Most commonly what you want to do is assign IP addresses randomly. This can be done with settings as follows:

# Sample /etc/dhcpd.conf
# (add your comments here) 
default-lease-time 600;
max-lease-time 7200;
option subnet-mask 255.255.255.0;
option broadcast-address 192.168.1.255;
option routers 192.168.1.254;
option domain-name-servers 192.168.1.1, 192.168.1.2;
option domain-name "mydomain.org";

subnet 192.168.1.0 netmask 255.255.255.0 {
   range 192.168.1.10 192.168.1.100;
   range 192.168.1.150 192.168.1.200;
}

This will result in DHCP server giving a client an IP address from the range 192.168.1.10-192.168.1.100 or 192.168.1.150-192.168.1.200. It will lease an IP address for 600 seconds if the client doesn't ask for specific time frame. Otherwise the maximum (allowed) lease will be 7200 seconds. The server will also "advise" the client that it should use 255.255.255.0 as its subnet mask, 192.168.1.255 as its broadcast address, 192.168.1.254 as the router/gateway and 192.168.1.1 and 192.168.1.2 as its DNS servers.

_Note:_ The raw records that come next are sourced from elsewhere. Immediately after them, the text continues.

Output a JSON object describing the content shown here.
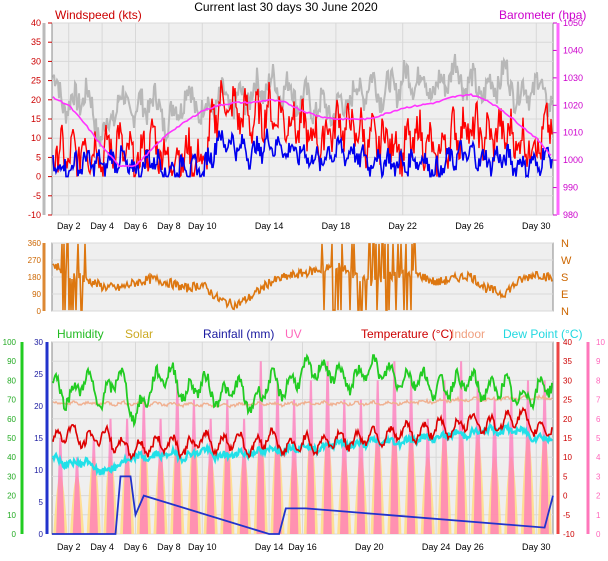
{
  "title": "Current last 30 days 30 June 2020",
  "colors": {
    "plot_bg": "#efefef",
    "grid": "#d8d8d8",
    "wind_avg": "#0000ee",
    "wind_gust": "#ff0000",
    "wind_speed_gray": "#b8b8b8",
    "barometer": "#ff33ff",
    "direction": "#dd7710",
    "humidity": "#22cc22",
    "solar": "#ffdd88",
    "rainfall": "#2233cc",
    "uv": "#ff77bb",
    "temperature": "#dd0000",
    "indoor": "#f0b090",
    "dew_point": "#22e0e8"
  },
  "chart_data": [
    {
      "type": "line",
      "panel": "wind-barometer",
      "labels": {
        "left": "Windspeed (kts)",
        "right": "Barometer (hpa)"
      },
      "x_ticks": [
        "Day 2",
        "Day 4",
        "Day 6",
        "Day 8",
        "Day 10",
        "Day 14",
        "Day 18",
        "Day 22",
        "Day 26",
        "Day 30"
      ],
      "x_tick_days": [
        2,
        4,
        6,
        8,
        10,
        14,
        18,
        22,
        26,
        30
      ],
      "y_left_ticks": [
        -10,
        -5,
        0,
        5,
        10,
        15,
        20,
        25,
        30,
        35,
        40
      ],
      "y_left_range": [
        -10,
        40
      ],
      "y_right_ticks": [
        980,
        990,
        1000,
        1010,
        1020,
        1030,
        1040,
        1050
      ],
      "y_right_range": [
        980,
        1050
      ],
      "x_range_days": [
        1,
        31
      ],
      "series": [
        {
          "key": "barometer",
          "axis": "right",
          "x": [
            1,
            2,
            3,
            4,
            5,
            6,
            7,
            8,
            9,
            10,
            11,
            12,
            13,
            14,
            15,
            16,
            17,
            18,
            19,
            20,
            21,
            22,
            23,
            24,
            25,
            26,
            27,
            28,
            29,
            30,
            31
          ],
          "values": [
            1023,
            1020,
            1013,
            1005,
            998,
            998,
            1004,
            1010,
            1014,
            1018,
            1020,
            1021,
            1021,
            1022,
            1021,
            1018,
            1016,
            1015,
            1015,
            1015,
            1017,
            1019,
            1020,
            1021,
            1023,
            1024,
            1022,
            1018,
            1013,
            1008,
            1001
          ]
        },
        {
          "key": "wind_speed_gray",
          "axis": "left",
          "x": [
            1,
            2,
            3,
            4,
            5,
            6,
            7,
            8,
            9,
            10,
            11,
            12,
            13,
            14,
            15,
            16,
            17,
            18,
            19,
            20,
            21,
            22,
            23,
            24,
            25,
            26,
            27,
            28,
            29,
            30,
            31
          ],
          "values": [
            25,
            18,
            22,
            10,
            20,
            17,
            20,
            14,
            22,
            17,
            20,
            19,
            22,
            24,
            23,
            20,
            18,
            17,
            21,
            24,
            22,
            25,
            26,
            22,
            28,
            24,
            22,
            27,
            21,
            24,
            19
          ]
        },
        {
          "key": "wind_gust",
          "axis": "left",
          "x": [
            1,
            2,
            3,
            4,
            5,
            6,
            7,
            8,
            9,
            10,
            11,
            12,
            13,
            14,
            15,
            16,
            17,
            18,
            19,
            20,
            21,
            22,
            23,
            24,
            25,
            26,
            27,
            28,
            29,
            30,
            31
          ],
          "values": [
            7,
            5,
            8,
            6,
            9,
            3,
            10,
            4,
            6,
            3,
            20,
            17,
            15,
            17,
            15,
            13,
            9,
            14,
            13,
            9,
            10,
            7,
            11,
            5,
            11,
            13,
            10,
            12,
            9,
            8,
            15
          ]
        },
        {
          "key": "wind_avg",
          "axis": "left",
          "x": [
            1,
            2,
            3,
            4,
            5,
            6,
            7,
            8,
            9,
            10,
            11,
            12,
            13,
            14,
            15,
            16,
            17,
            18,
            19,
            20,
            21,
            22,
            23,
            24,
            25,
            26,
            27,
            28,
            29,
            30,
            31
          ],
          "values": [
            3,
            2,
            4,
            3,
            5,
            1,
            5,
            1,
            3,
            1,
            10,
            8,
            6,
            9,
            7,
            6,
            4,
            7,
            6,
            4,
            4,
            3,
            5,
            1,
            5,
            6,
            4,
            5,
            3,
            3,
            7
          ]
        }
      ]
    },
    {
      "type": "line",
      "panel": "wind-direction",
      "y_left_ticks": [
        0,
        90,
        180,
        270,
        360
      ],
      "y_left_range": [
        0,
        360
      ],
      "y_right_labels": [
        "N",
        "E",
        "S",
        "W",
        "N"
      ],
      "x_range_days": [
        1,
        31
      ],
      "series": [
        {
          "key": "direction",
          "x": [
            1,
            2,
            3,
            4,
            5,
            6,
            7,
            8,
            9,
            10,
            11,
            12,
            13,
            14,
            15,
            16,
            17,
            18,
            19,
            20,
            21,
            22,
            23,
            24,
            25,
            26,
            27,
            28,
            29,
            30,
            31
          ],
          "values": [
            250,
            200,
            170,
            130,
            120,
            150,
            170,
            150,
            120,
            140,
            60,
            30,
            80,
            150,
            180,
            200,
            220,
            240,
            200,
            150,
            180,
            200,
            190,
            150,
            170,
            190,
            120,
            90,
            160,
            200,
            170
          ]
        }
      ]
    },
    {
      "type": "line",
      "panel": "weather",
      "labels": {
        "humidity": "Humidity",
        "solar": "Solar",
        "rainfall": "Rainfall (mm)",
        "uv": "UV",
        "temperature": "Temperature (°C)",
        "indoor": "Indoor",
        "dew_point": "Dew Point (°C)"
      },
      "x_ticks": [
        "Day 2",
        "Day 4",
        "Day 6",
        "Day 8",
        "Day 10",
        "Day 14",
        "Day 16",
        "Day 20",
        "Day 24",
        "Day 26",
        "Day 30"
      ],
      "x_tick_days": [
        2,
        4,
        6,
        8,
        10,
        14,
        16,
        20,
        24,
        26,
        30
      ],
      "y_humidity_ticks": [
        0,
        10,
        20,
        30,
        40,
        50,
        60,
        70,
        80,
        90,
        100
      ],
      "y_rain_ticks": [
        0,
        5,
        10,
        15,
        20,
        25,
        30
      ],
      "y_temp_ticks": [
        -10,
        -5,
        0,
        5,
        10,
        15,
        20,
        25,
        30,
        35,
        40
      ],
      "y_uv_ticks": [
        0,
        1,
        2,
        3,
        4,
        5,
        6,
        7,
        8,
        9,
        10
      ],
      "x_range_days": [
        1,
        31
      ],
      "series": [
        {
          "key": "humidity",
          "axis": "humidity",
          "x": [
            1,
            2,
            3,
            4,
            5,
            6,
            7,
            8,
            9,
            10,
            11,
            12,
            13,
            14,
            15,
            16,
            17,
            18,
            19,
            20,
            21,
            22,
            23,
            24,
            25,
            26,
            27,
            28,
            29,
            30,
            31
          ],
          "values": [
            80,
            70,
            82,
            68,
            85,
            60,
            78,
            85,
            72,
            80,
            70,
            78,
            66,
            80,
            75,
            85,
            86,
            84,
            78,
            88,
            84,
            80,
            82,
            75,
            78,
            80,
            74,
            78,
            70,
            74,
            80
          ]
        },
        {
          "key": "indoor",
          "axis": "temp",
          "x": [
            1,
            6,
            11,
            16,
            21,
            26,
            31
          ],
          "values": [
            24,
            24,
            23.5,
            24,
            24,
            25,
            25.5
          ]
        },
        {
          "key": "temperature",
          "axis": "temp",
          "x": [
            1,
            2,
            3,
            4,
            5,
            6,
            7,
            8,
            9,
            10,
            11,
            12,
            13,
            14,
            15,
            16,
            17,
            18,
            19,
            20,
            21,
            22,
            23,
            24,
            25,
            26,
            27,
            28,
            29,
            30,
            31
          ],
          "values": [
            14,
            17,
            14,
            16,
            13,
            12,
            13,
            14,
            12,
            15,
            13,
            15,
            12,
            16,
            12,
            14,
            13,
            15,
            14,
            16,
            15,
            17,
            16,
            18,
            17,
            20,
            18,
            19,
            21,
            17,
            18
          ]
        },
        {
          "key": "dew_point",
          "axis": "temp",
          "x": [
            1,
            2,
            3,
            4,
            5,
            6,
            7,
            8,
            9,
            10,
            11,
            12,
            13,
            14,
            15,
            16,
            17,
            18,
            19,
            20,
            21,
            22,
            23,
            24,
            25,
            26,
            27,
            28,
            29,
            30,
            31
          ],
          "values": [
            10,
            8,
            9,
            6,
            8,
            10,
            10,
            11,
            10,
            12,
            10,
            11,
            11,
            12,
            12,
            13,
            12,
            14,
            13,
            14,
            14,
            14,
            15,
            15,
            16,
            16,
            17,
            17,
            17,
            15,
            15
          ]
        },
        {
          "key": "rainfall",
          "axis": "rain",
          "x": [
            1,
            4.8,
            5.1,
            5.7,
            6.0,
            6.5,
            14.0,
            14.6,
            15.0,
            16.2,
            30.5,
            31
          ],
          "values": [
            0,
            0,
            9,
            9,
            3,
            6,
            0,
            0,
            4,
            4,
            1,
            6
          ]
        },
        {
          "key": "uv",
          "axis": "uv",
          "daily_peak": [
            5,
            4,
            5,
            6,
            6,
            7,
            6,
            8,
            7,
            6,
            7,
            6,
            9,
            8,
            7,
            8,
            9,
            7,
            7,
            8,
            9,
            8,
            6,
            8,
            9,
            8,
            7,
            7,
            8,
            8
          ]
        },
        {
          "key": "solar",
          "axis": "uv",
          "daily_peak": [
            3,
            3,
            4,
            4,
            4,
            5,
            4,
            5,
            5,
            4,
            5,
            4,
            5,
            5,
            4,
            5,
            5,
            4,
            4,
            5,
            5,
            5,
            4,
            5,
            5,
            5,
            4,
            4,
            5,
            5
          ]
        }
      ]
    }
  ]
}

If you need to specify a WINS server for your Windows clients you will need to include the netbios-name-servers option e.g.

option netbios-name-servers 192.168.1.1;

You can also assign specific IP addresses based on clients ethernet address e.g.

host haagen {
   hardware ethernet 08:00:2b:4c:59:23;
   fixed-address 192.168.1.222;
}

This will assign IP address 192.168.1.222 to a client with ethernet address 08:00:2b:4c:59:23.

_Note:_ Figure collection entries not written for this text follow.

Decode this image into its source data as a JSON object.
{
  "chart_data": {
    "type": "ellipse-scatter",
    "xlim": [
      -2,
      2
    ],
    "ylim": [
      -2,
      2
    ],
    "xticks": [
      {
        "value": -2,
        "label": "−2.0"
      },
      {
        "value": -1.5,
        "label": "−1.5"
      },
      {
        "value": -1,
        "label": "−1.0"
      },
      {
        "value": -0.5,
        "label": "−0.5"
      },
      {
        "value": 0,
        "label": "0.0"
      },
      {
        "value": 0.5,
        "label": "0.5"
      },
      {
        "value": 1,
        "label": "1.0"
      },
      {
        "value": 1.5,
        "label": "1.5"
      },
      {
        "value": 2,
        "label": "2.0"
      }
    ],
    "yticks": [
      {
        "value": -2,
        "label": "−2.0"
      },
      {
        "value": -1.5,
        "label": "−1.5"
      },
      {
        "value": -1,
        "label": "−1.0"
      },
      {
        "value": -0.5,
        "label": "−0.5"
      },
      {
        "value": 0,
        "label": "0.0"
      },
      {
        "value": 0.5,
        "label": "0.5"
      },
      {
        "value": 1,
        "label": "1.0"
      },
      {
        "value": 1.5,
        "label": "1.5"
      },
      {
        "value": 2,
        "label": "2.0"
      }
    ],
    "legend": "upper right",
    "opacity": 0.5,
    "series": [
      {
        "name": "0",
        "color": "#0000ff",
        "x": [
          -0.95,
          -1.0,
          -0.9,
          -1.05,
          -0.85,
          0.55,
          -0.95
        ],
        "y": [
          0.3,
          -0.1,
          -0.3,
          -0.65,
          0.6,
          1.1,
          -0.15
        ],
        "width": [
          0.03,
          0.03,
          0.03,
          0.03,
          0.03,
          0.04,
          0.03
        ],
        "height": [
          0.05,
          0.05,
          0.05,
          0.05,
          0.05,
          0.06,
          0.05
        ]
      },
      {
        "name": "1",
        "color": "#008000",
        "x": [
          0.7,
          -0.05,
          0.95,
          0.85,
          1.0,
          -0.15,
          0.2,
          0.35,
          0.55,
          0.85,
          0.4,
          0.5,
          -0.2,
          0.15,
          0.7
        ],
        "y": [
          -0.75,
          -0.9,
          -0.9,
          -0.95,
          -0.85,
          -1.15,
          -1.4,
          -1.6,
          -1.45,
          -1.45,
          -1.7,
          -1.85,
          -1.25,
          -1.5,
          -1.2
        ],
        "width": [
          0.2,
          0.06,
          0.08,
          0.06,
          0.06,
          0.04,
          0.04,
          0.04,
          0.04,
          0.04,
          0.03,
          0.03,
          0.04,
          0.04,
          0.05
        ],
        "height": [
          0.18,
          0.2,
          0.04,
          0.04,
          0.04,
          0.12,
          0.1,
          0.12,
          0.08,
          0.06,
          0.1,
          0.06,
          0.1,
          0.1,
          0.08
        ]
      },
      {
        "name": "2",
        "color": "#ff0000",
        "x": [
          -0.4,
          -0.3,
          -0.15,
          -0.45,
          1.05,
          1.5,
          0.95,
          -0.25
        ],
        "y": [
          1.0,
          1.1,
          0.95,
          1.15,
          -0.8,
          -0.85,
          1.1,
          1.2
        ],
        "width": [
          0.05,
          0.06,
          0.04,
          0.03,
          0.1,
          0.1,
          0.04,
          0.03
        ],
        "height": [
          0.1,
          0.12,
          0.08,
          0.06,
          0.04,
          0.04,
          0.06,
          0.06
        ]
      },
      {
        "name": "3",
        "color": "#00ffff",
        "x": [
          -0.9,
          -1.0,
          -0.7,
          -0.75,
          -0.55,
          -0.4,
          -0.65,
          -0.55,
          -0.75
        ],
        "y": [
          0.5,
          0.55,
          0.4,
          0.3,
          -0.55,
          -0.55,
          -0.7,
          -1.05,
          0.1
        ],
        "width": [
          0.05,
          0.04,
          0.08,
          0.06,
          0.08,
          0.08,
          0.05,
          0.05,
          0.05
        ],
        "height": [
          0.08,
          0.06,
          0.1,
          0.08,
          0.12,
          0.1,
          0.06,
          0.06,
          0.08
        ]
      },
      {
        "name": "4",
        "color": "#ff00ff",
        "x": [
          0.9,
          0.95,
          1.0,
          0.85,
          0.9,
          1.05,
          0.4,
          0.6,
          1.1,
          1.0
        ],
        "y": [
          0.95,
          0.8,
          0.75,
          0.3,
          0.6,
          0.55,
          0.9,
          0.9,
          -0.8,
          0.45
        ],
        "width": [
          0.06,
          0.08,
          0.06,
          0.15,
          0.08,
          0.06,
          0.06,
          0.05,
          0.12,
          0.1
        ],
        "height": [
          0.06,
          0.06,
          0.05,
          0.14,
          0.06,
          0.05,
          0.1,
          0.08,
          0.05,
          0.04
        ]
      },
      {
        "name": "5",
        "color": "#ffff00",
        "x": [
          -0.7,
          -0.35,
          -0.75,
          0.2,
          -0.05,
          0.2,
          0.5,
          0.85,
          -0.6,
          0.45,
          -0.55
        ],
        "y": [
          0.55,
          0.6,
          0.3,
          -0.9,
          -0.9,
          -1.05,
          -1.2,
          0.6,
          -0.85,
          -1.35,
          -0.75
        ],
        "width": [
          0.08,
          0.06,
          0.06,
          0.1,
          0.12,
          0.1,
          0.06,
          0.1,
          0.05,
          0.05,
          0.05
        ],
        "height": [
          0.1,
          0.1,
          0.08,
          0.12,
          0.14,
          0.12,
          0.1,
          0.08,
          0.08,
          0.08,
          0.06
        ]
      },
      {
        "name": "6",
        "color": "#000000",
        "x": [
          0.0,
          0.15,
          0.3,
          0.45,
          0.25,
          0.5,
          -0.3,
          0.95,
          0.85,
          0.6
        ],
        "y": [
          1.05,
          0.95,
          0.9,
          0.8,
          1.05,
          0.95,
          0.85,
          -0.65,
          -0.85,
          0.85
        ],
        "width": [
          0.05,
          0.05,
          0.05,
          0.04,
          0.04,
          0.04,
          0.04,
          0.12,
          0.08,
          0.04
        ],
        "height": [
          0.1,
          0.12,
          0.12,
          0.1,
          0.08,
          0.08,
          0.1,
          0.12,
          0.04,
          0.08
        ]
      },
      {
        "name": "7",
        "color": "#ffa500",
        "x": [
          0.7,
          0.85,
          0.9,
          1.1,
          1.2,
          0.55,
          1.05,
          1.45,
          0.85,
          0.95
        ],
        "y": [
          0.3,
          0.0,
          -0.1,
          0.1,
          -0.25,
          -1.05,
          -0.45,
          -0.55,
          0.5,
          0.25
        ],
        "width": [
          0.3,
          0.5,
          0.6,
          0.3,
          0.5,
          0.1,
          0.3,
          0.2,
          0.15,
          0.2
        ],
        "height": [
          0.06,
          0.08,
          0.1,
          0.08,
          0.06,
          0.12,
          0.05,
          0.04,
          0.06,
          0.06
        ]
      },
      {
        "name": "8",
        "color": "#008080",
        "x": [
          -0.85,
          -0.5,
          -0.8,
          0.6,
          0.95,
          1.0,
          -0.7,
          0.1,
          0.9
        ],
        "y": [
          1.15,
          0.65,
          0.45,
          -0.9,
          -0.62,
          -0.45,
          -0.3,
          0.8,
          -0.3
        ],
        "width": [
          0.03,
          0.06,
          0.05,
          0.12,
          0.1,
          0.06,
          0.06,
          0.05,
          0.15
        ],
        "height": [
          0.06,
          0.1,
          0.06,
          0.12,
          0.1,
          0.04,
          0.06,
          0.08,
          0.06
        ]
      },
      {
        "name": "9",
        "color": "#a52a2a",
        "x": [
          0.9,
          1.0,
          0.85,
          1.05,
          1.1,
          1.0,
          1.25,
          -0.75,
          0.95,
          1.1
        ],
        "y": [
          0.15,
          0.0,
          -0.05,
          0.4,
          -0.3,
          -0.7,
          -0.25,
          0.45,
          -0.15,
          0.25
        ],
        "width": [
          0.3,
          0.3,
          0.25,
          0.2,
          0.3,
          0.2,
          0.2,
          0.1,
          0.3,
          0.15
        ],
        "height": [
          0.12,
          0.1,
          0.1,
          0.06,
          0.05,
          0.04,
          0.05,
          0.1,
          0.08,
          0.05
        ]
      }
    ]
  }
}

You can also mix and match e.g. you can have certain clients getting "static" IP addresses (e.g. servers) and others being alloted dynamic IPs (e.g. mobile users with laptops). There are a number of other options e.g. nis server addresses, time server addresses etc., if you need any of those options please read the dhcpd.conf man page.


4.4. Starting the server

There is only one thing to do before starting the server. In most cases DHCP installation doesn't create a dhcpd.leases files. This file is used by DHCPd to store information about current leases. It is in the plain text form so you can view it during the operation of DHCPd. To create dhcpd.leases type:

touch /var/state/dhcp/dhcpd.leases

This will create an empty file (file size = 0). Some of the older version of dhcpd 2.0 placed the file in /etc/dhcpd.leases. You do not need to make any changes to the leases file it will be manipulated by the dhcpd. If you get a message saying that file exists simply ignore it and go to the next step.

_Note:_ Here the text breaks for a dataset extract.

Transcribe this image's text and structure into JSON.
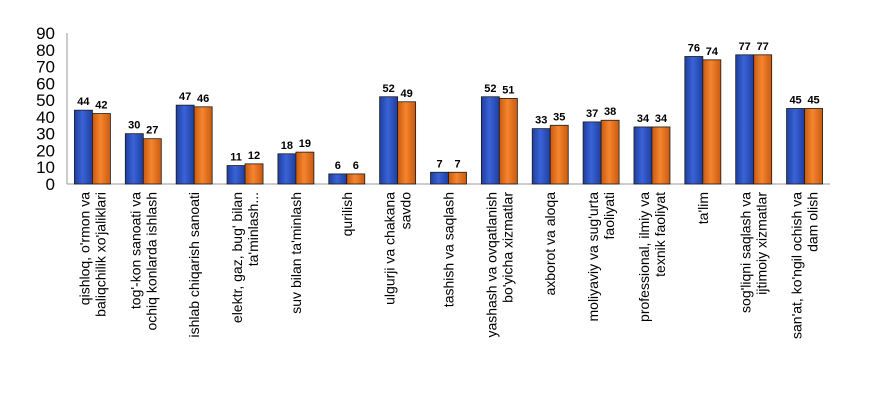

You can now invoke the DHCP server. Simply type (or include in the bootup scripts)

/usr/sbin/dhcpd

This will invoke dhcpd on eth0 device. If you want to invoke it on another device simply supply it on the command line e.g.

/usr/sbin/dhcpd eth1

To verify that everything is working fine you should first turn on the debugging mode and put the server in foreground. You can do this by typing

/usr/sbin/dhcpd -d -f

Then boot up one of your clients and check out the console of your server. You will see a number of debugging messages come up. If everything works out fine you are done :-). Quit dhcpd and start it without the -d -f and arguments. If you want dhcpd to start at boot-up include dhcpd in e.g.

/etc/rc.d/rc.local

4.5. Other interesting documents

Linux Magazine has a pretty good article in their April issue called Network Nirvana: How to make Network Configuration as easy as DHCP that discusses the set up for DHCP.